The one constant of Sylosis has been frontman, guitarist and general musical mastermind Josh Middleton, whose concept for what he wanted Sylosis to be way back in 2008, has come to be proven somewhat visionary given its remaining roots and foundation for them and a recurring prototype for many others. Since 2008, they have delivered six more slices of melodic, death-infused metalcore to their legacy. It’s the latest of which The New Flesh (released the same day as this show) that puts Sylosis at the helm of this ship today, and deservedly so. Bursting out the gates with a new track shows all the confidence in the world, and “Erased” is that damn good of a song that it feels like the perfect tone-setter. Encompassing everything that makes Sylosis so special, from the huge infectious riffs, the blending of devastating and warm melodic vocals, the absolute thunder and surgical procession of the drumming and the thing that they do better than 99% of other bands… Hooks.
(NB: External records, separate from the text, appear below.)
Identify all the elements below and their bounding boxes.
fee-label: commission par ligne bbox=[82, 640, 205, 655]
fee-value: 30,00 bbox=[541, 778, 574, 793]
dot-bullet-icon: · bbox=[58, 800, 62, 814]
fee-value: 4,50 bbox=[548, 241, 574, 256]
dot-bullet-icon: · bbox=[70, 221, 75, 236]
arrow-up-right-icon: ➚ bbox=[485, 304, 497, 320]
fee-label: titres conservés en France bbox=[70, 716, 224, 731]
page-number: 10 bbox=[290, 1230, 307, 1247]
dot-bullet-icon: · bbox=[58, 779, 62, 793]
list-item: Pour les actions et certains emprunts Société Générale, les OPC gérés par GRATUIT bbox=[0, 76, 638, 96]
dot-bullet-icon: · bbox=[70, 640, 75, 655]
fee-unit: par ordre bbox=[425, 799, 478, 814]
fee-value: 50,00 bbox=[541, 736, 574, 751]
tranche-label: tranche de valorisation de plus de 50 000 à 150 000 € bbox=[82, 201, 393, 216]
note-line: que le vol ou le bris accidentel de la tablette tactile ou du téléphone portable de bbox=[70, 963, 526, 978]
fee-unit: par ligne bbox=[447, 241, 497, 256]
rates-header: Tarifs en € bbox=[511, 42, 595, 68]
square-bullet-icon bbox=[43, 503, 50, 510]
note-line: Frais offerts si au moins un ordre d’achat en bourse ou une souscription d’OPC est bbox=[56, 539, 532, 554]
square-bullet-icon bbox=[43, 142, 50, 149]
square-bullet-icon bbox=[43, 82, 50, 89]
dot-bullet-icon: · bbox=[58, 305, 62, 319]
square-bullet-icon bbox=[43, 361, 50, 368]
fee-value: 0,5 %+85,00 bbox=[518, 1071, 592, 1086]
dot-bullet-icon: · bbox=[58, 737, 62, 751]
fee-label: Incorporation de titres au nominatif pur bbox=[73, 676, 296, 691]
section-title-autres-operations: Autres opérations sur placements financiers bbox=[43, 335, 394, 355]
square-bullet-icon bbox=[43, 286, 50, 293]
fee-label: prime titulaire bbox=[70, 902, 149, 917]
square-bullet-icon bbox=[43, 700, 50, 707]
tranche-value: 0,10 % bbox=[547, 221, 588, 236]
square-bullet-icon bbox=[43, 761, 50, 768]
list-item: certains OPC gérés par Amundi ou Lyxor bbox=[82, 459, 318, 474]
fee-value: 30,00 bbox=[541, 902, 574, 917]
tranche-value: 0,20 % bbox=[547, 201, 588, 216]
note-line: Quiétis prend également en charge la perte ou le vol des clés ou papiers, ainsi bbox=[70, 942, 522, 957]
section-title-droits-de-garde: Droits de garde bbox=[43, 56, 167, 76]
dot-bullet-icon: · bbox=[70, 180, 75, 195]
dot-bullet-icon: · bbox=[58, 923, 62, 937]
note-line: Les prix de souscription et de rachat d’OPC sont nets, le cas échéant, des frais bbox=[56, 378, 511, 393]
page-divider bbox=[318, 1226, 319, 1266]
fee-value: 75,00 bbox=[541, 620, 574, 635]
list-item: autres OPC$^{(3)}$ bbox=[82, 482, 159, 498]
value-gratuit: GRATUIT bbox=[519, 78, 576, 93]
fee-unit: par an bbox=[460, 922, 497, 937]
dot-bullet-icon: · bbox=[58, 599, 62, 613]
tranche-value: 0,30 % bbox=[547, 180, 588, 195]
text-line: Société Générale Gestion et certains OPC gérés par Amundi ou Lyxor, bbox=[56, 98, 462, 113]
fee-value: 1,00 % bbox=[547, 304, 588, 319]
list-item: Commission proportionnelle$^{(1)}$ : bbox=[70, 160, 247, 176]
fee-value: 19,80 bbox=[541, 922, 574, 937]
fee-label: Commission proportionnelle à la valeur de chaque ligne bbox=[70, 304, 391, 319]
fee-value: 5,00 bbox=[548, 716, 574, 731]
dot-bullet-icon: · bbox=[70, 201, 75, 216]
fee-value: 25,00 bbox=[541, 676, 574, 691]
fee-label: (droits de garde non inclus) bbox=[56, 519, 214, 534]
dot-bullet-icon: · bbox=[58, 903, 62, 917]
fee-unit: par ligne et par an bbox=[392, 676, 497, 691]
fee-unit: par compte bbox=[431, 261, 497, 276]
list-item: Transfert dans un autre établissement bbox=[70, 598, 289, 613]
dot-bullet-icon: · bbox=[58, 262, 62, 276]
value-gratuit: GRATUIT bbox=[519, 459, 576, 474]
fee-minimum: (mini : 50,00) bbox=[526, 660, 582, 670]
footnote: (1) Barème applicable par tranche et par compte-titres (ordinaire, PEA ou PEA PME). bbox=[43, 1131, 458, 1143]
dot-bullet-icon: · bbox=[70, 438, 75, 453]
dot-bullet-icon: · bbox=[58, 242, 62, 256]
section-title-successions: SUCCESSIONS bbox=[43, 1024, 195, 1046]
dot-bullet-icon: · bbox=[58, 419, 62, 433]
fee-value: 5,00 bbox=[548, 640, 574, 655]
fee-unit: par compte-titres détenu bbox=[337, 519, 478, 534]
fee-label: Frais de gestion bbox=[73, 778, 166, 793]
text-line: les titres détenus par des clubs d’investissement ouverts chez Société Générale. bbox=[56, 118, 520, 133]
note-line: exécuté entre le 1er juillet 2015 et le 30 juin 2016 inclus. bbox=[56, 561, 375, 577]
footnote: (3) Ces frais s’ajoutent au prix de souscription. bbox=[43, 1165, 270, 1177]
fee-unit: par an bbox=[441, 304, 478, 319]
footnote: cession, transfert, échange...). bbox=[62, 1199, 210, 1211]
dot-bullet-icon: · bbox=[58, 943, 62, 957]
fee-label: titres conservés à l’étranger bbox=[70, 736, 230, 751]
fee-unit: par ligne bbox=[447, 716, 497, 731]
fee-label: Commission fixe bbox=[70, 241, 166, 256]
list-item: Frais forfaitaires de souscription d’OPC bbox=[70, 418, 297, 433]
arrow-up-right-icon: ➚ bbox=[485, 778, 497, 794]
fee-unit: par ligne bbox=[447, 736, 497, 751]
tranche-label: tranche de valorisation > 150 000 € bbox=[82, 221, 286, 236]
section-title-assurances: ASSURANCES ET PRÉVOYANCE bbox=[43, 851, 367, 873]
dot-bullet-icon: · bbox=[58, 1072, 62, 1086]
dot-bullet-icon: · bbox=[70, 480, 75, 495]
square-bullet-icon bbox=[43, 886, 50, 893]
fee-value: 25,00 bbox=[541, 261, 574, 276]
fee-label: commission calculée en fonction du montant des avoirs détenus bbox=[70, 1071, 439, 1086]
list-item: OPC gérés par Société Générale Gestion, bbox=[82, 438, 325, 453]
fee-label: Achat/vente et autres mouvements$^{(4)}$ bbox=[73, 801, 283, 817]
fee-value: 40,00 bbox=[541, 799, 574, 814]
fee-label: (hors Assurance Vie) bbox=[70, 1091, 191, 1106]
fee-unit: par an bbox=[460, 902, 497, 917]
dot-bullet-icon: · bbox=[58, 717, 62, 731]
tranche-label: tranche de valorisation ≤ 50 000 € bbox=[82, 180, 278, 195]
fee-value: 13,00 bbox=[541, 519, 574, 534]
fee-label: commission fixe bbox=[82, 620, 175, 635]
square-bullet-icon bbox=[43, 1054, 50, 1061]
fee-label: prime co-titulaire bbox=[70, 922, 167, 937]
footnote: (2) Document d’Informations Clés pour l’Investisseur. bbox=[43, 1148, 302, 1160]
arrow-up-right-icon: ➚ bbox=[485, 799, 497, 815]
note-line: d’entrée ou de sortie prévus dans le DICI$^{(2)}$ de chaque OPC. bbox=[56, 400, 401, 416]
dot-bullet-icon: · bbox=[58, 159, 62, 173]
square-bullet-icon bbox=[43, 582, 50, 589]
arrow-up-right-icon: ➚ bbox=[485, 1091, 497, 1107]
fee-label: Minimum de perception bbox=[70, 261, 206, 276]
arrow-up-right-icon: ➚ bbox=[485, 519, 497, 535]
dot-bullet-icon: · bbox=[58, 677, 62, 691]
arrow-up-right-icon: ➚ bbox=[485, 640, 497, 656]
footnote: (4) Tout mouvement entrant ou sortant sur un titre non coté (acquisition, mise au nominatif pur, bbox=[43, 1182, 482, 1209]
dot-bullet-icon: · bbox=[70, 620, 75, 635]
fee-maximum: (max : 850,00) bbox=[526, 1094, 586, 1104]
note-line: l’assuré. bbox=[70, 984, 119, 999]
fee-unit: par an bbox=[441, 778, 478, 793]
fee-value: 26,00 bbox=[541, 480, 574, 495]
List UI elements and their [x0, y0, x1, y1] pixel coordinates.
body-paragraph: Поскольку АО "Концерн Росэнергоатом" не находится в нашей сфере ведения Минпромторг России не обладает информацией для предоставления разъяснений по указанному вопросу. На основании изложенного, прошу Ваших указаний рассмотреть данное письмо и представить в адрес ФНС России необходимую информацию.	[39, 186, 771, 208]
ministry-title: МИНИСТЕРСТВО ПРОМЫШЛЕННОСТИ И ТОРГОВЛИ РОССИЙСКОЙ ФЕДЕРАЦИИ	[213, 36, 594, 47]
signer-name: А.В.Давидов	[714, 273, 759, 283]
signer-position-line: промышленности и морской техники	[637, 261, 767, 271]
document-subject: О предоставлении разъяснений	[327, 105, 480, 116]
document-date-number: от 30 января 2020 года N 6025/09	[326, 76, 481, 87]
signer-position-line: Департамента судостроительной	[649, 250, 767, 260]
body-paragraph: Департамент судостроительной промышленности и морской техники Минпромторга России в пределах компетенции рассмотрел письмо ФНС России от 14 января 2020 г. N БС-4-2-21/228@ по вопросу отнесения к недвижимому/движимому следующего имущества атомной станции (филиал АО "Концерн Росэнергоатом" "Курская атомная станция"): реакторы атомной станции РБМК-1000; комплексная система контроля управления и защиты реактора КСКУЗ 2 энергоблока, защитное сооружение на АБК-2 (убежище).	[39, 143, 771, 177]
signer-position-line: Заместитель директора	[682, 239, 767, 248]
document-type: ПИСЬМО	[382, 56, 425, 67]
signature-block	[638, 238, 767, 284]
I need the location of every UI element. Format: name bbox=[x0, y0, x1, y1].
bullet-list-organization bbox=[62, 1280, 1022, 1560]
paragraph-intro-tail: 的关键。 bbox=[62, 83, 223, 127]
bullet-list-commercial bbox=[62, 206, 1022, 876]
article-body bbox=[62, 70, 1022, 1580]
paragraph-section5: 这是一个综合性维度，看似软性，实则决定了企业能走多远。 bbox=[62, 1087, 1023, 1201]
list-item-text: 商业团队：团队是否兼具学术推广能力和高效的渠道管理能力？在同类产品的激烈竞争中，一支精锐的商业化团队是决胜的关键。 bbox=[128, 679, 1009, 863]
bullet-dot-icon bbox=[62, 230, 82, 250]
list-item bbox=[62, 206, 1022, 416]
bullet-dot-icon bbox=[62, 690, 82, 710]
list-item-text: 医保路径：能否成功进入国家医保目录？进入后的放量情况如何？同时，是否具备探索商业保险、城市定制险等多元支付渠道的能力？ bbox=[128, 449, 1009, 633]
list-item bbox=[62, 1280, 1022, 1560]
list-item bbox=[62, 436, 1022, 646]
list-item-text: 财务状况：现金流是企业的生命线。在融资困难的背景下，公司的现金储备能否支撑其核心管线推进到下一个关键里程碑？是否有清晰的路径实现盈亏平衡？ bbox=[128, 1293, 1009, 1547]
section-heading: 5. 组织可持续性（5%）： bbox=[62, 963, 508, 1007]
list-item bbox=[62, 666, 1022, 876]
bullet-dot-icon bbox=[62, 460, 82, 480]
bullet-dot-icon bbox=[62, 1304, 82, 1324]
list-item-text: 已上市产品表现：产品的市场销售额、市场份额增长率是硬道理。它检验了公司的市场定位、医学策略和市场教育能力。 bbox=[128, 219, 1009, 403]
Sylosis are the golden standard of metal hooks; songs like “Poison For The Lost,” “Deadwood,” and “All Glory No Valor” should be put in their own wing of a museum titled “How To Deliver A Metal Hook Exhibit” for preservation for generations to come. This setlist takes us back through a gauntlet of well-written, perfectly executed metal heft and fury. Tracks such as “Where The Sky Ends” and “I Sever” are devastatingly heavy but feature huge melodic, symphonic breakdowns that sound enormous in this setting.

They turn the crowd inside out, and the sing-alongs sound like hymn sheets have been handed out; these guys are clearly beloved and rightly so. Rounding out what has been a spectacular afternoon and evening, they bring it home with the title track from the new record “The New Flesh” and give the headbangers (of which everyone is at this point) one last chance to do irreparable damage to their necks and ingrain one last core memory of how fantastic this band really are.

I will end this with two pleas. Firstly, if you haven’t done so already, go and work your way through the back catalogues of Heaven Shall Burn and Sylosis whilst they are still fully active and touring. You are living in a time when greatness exists; don’t miss out on being part of it and having it be part of your musical journey. My second plea is for people to support and lift up homegrown talent. Sylosis have EVERYTHING needed for a big spot at Bloodstock Festival, I would go as far as to say they deserve and make more sense for a headline spot than a certain other band on this year’s lineup. But they only get these opportunities if we get behind them, and out of all the current UK bands of their class, they deserve the next big opportunity, and tonight goes a long way to proving this.